The Planet Cliff
The Planet Cliff
Planets grow by accreting solid material — pebbles in the protoplanetary disk that drift inward and are captured by a growing core’s gravitational influence. As the core grows, it eventually reaches the pebble isolation mass: the mass at which it carves a gap in the disk that blocks the inward drift of pebbles. At isolation, the core stops growing by pebble accretion. Its subsequent fate is binary: either it migrates inward (joining the close-in planet population) or it rapidly accretes gas (becoming a giant planet). Both outcomes remove the core from the mass range near isolation.
Danti, Lambrechts, and Diamond-Lowe (arXiv:2603.28400, March 2026) show through population synthesis that this binary fate produces a 20-fold drop in planet occurrence at intermediate masses — a cliff, not a slope. Between 1 and 50 AU, planets in the mass range 1-5 times the pebble isolation mass are 20 times rarer than planets just below or above this range. The isolation mass acts as a population drain: cores passing through this mass range are removed efficiently by migration or gas accretion, leaving a desert.
The sharpness of the transition is the finding. A gradual depletion would suggest that some cores linger at isolation mass without migrating or accreting gas. A 20-fold drop means essentially no cores survive in this range — the removal mechanisms are nearly complete. The transition is observable: the Nancy Grace Roman Space Telescope’s microlensing survey should resolve the cliff directly, distinguishing it from smoother demographic models.
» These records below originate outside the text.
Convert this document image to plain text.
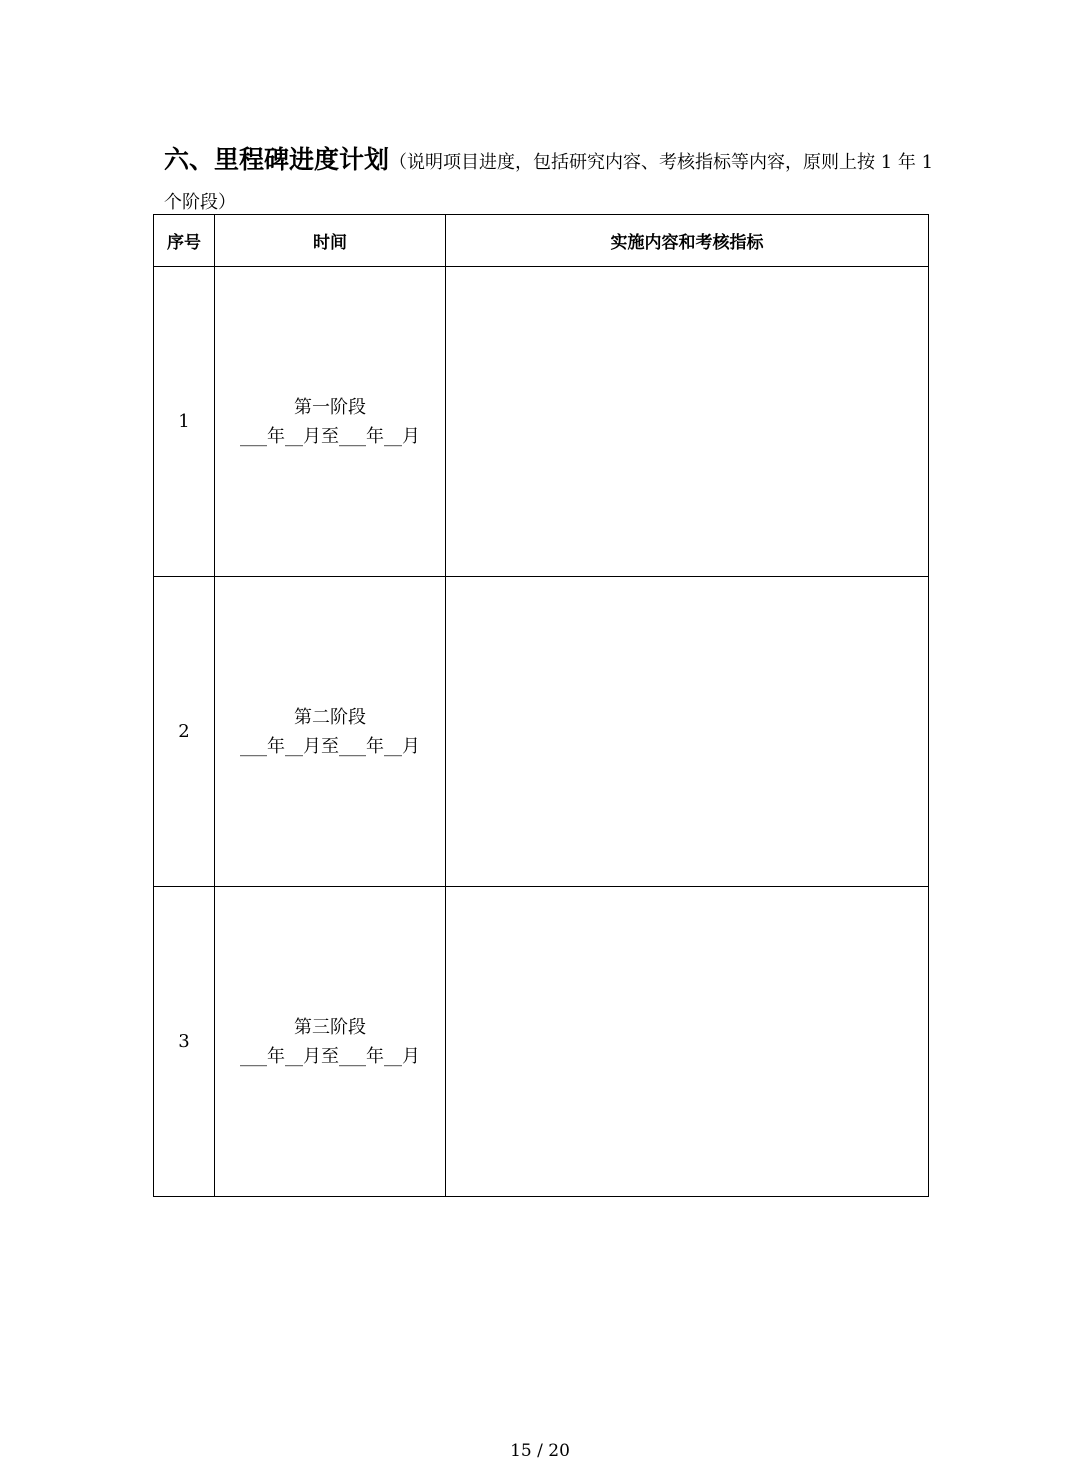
六、里程碑进度计划（说明项目进度，包括研究内容、考核指标等内容，原则上按 1 年 1 个阶段）
序号	时间	实施内容和考核指标
1	第一阶段
___年__月至___年__月	

2	第二阶段
___年__月至___年__月	

3	第三阶段
___年__月至___年__月	

15 / 20
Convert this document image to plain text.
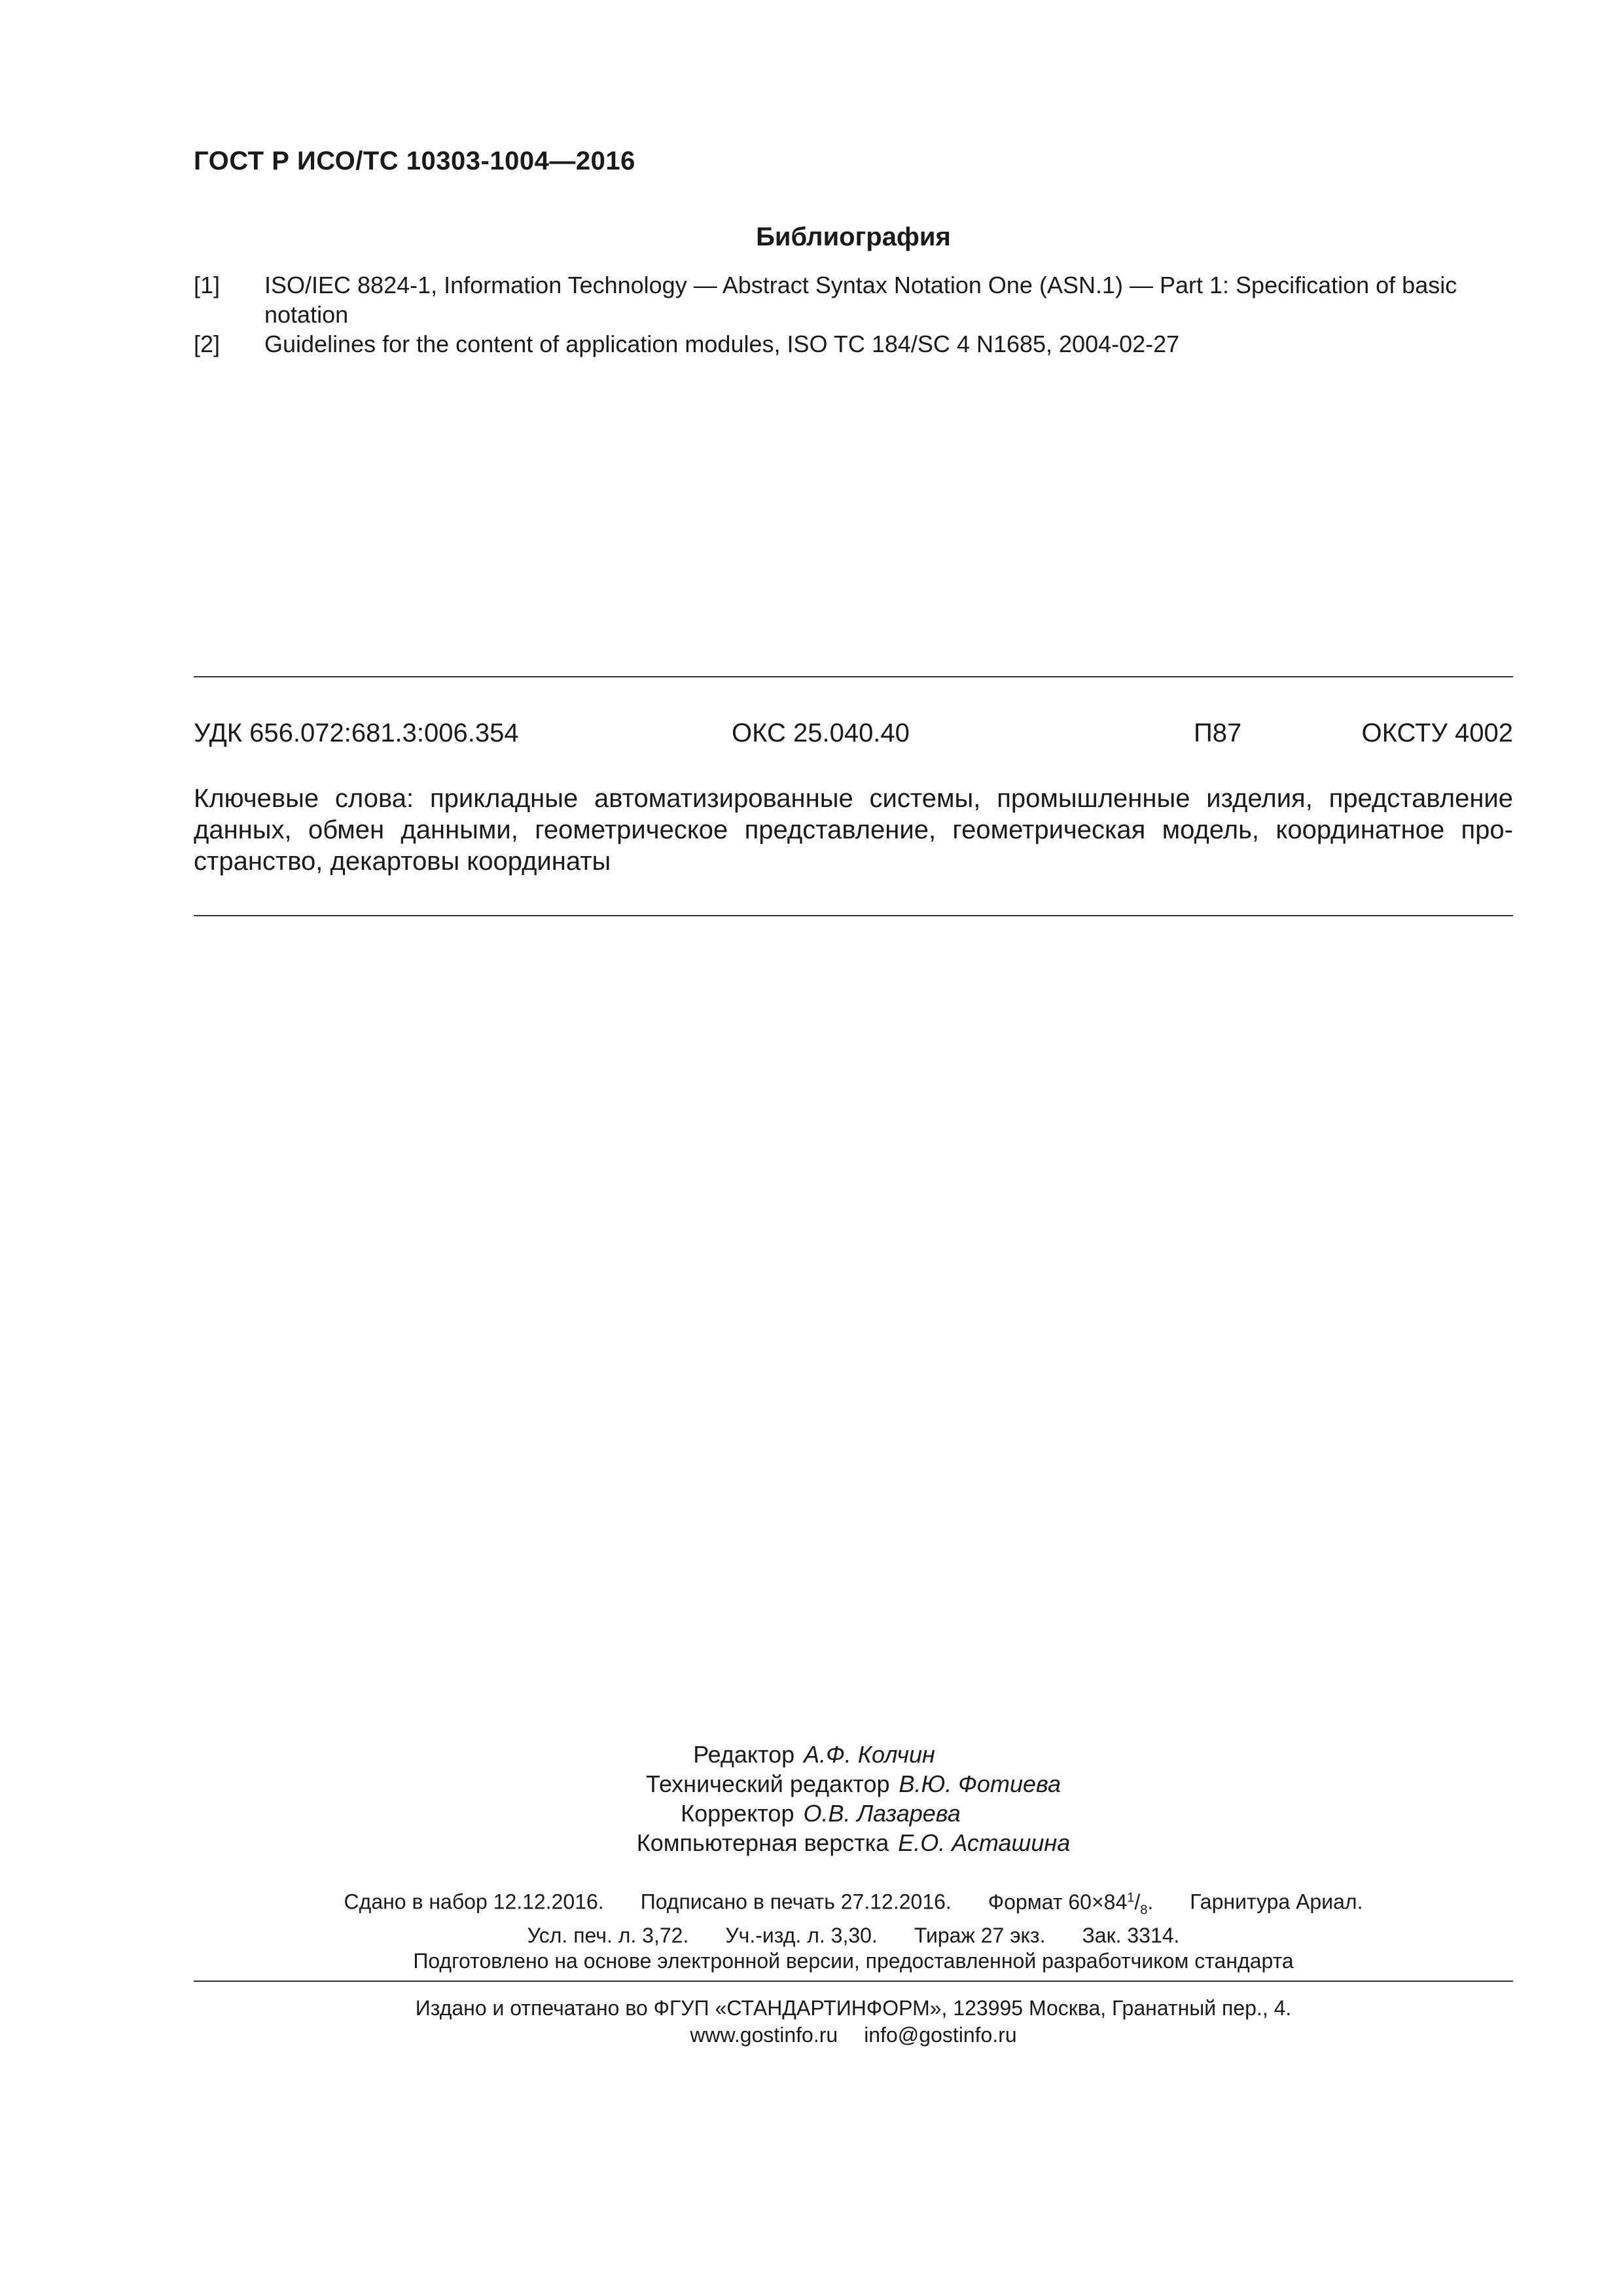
ГОСТ Р ИСО/ТС 10303-1004—2016
Библиография
[1] ISO/IEC 8824-1, Information Technology — Abstract Syntax Notation One (ASN.1) — Part 1: Specification of basic notation
[2] Guidelines for the content of application modules, ISO TC 184/SC 4 N1685, 2004-02-27
УДК 656.072:681.3:006.354	ОКС 25.040.40	П87	ОКСТУ 4002
Ключевые слова: прикладные автоматизированные системы, промышленные изделия, представление данных, обмен данными, геометрическое представление, геометрическая модель, координатное пространство, декартовы координаты
Редактор А.Ф. Колчин
Технический редактор В.Ю. Фотиева
Корректор О.В. Лазарева
Компьютерная верстка Е.О. Асташина
Сдано в набор 12.12.2016. Подписано в печать 27.12.2016. Формат $60\times 84^1/_8$. Гарнитура Ариал.
Усл. печ. л. 3,72. Уч.-изд. л. 3,30. Тираж 27 экз. Зак. 3314.
Подготовлено на основе электронной версии, предоставленной разработчиком стандарта
Издано и отпечатано во ФГУП «СТАНДАРТИНФОРМ», 123995 Москва, Гранатный пер., 4.
www.gostinfo.ru info@gostinfo.ru
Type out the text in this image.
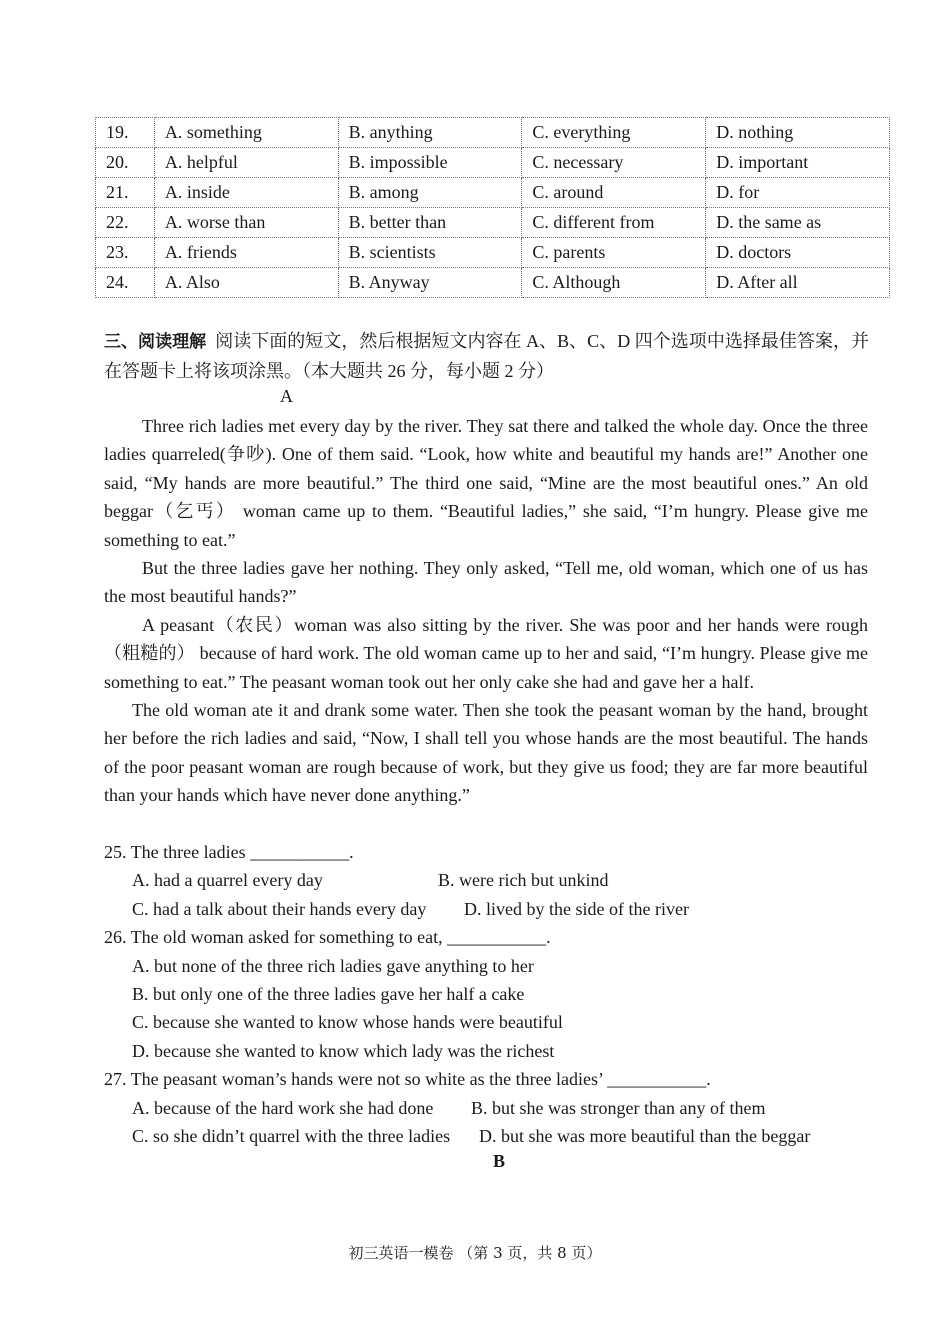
19.	A. something	B. anything	C. everything	D. nothing
20.	A. helpful	B. impossible	C. necessary	D. important
21.	A. inside	B. among	C. around	D. for
22.	A. worse than	B. better than	C. different from	D. the same as
23.	A. friends	B. scientists	C. parents	D. doctors
24.	A. Also	B. Anyway	C. Although	D. After all
三、阅读理解 阅读下面的短文，然后根据短文内容在 A、B、C、D 四个选项中选择最佳答案，并在答题卡上将该项涂黑。（本大题共 26 分，每小题 2 分）
A

Three rich ladies met every day by the river. They sat there and talked the whole day. Once the three ladies quarreled(争吵). One of them said. “Look, how white and beautiful my hands are!” Another one said, “My hands are more beautiful.” The third one said, “Mine are the most beautiful ones.” An old beggar（乞丐） woman came up to them. “Beautiful ladies,” she said, “I’m hungry. Please give me something to eat.”

But the three ladies gave her nothing. They only asked, “Tell me, old woman, which one of us has the most beautiful hands?”

A peasant（农民）woman was also sitting by the river. She was poor and her hands were rough（粗糙的） because of hard work. The old woman came up to her and said, “I’m hungry. Please give me something to eat.” The peasant woman took out her only cake she had and gave her a half.

The old woman ate it and drank some water. Then she took the peasant woman by the hand, brought her before the rich ladies and said, “Now, I shall tell you whose hands are the most beautiful. The hands of the poor peasant woman are rough because of work, but they give us food; they are far more beautiful than your hands which have never done anything.”

25. The three ladies ___________.

A. had a quarrel every day	B. were rich but unkind
C. had a talk about their hands every day	D. lived by the side of the river

26. The old woman asked for something to eat, ___________.

A. but none of the three rich ladies gave anything to her

B. but only one of the three ladies gave her half a cake

C. because she wanted to know whose hands were beautiful

D. because she wanted to know which lady was the richest

27. The peasant woman’s hands were not so white as the three ladies’ ___________.

A. because of the hard work she had done	B. but she was stronger than any of them
C. so she didn’t quarrel with the three ladies	D. but she was more beautiful than the beggar
B
初三英语一模卷 （第 3 页，共 8 页）
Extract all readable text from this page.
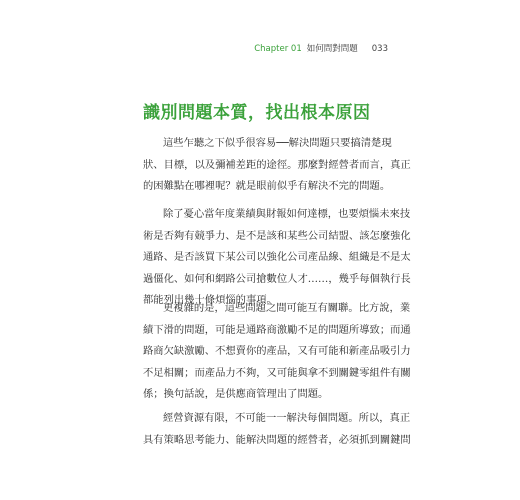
Chapter 01 如何問對問題 033
識別問題本質，找出根本原因
這些乍聽之下似乎很容易──解決問題只要搞清楚現
狀、目標，以及彌補差距的途徑。那麼對經營者而言，真正
的困難點在哪裡呢？就是眼前似乎有解決不完的問題。
除了憂心當年度業績與財報如何達標，也要煩惱未來技
術是否夠有競爭力、是不是該和某些公司結盟、該怎麼強化
通路、是否該買下某公司以強化公司產品線、組織是不是太
過僵化、如何和網路公司搶數位人才……，幾乎每個執行長
都能列出幾十條煩惱的事項。
更複雜的是，這些問題之間可能互有關聯。比方說，業
績下滑的問題，可能是通路商激勵不足的問題所導致；而通
路商欠缺激勵、不想賣你的產品，又有可能和新產品吸引力
不足相關；而產品力不夠，又可能與拿不到關鍵零組件有關
係；換句話說，是供應商管理出了問題。
經營資源有限，不可能一一解決每個問題。所以，真正
具有策略思考能力、能解決問題的經營者，必須抓到關鍵問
The structural observation: a single physical threshold — pebble isolation — creates a population desert through the rapidity of the processes it triggers. The desert is not caused by the absence of a formation pathway but by the efficiency of the escape routes. Planets at this mass are not forbidden; they are unstable, transiting through the mass range faster than the survey can catch them. The cliff is a kinetic phenomenon — a bottleneck in mass space where residence time is short — not a thermodynamic one.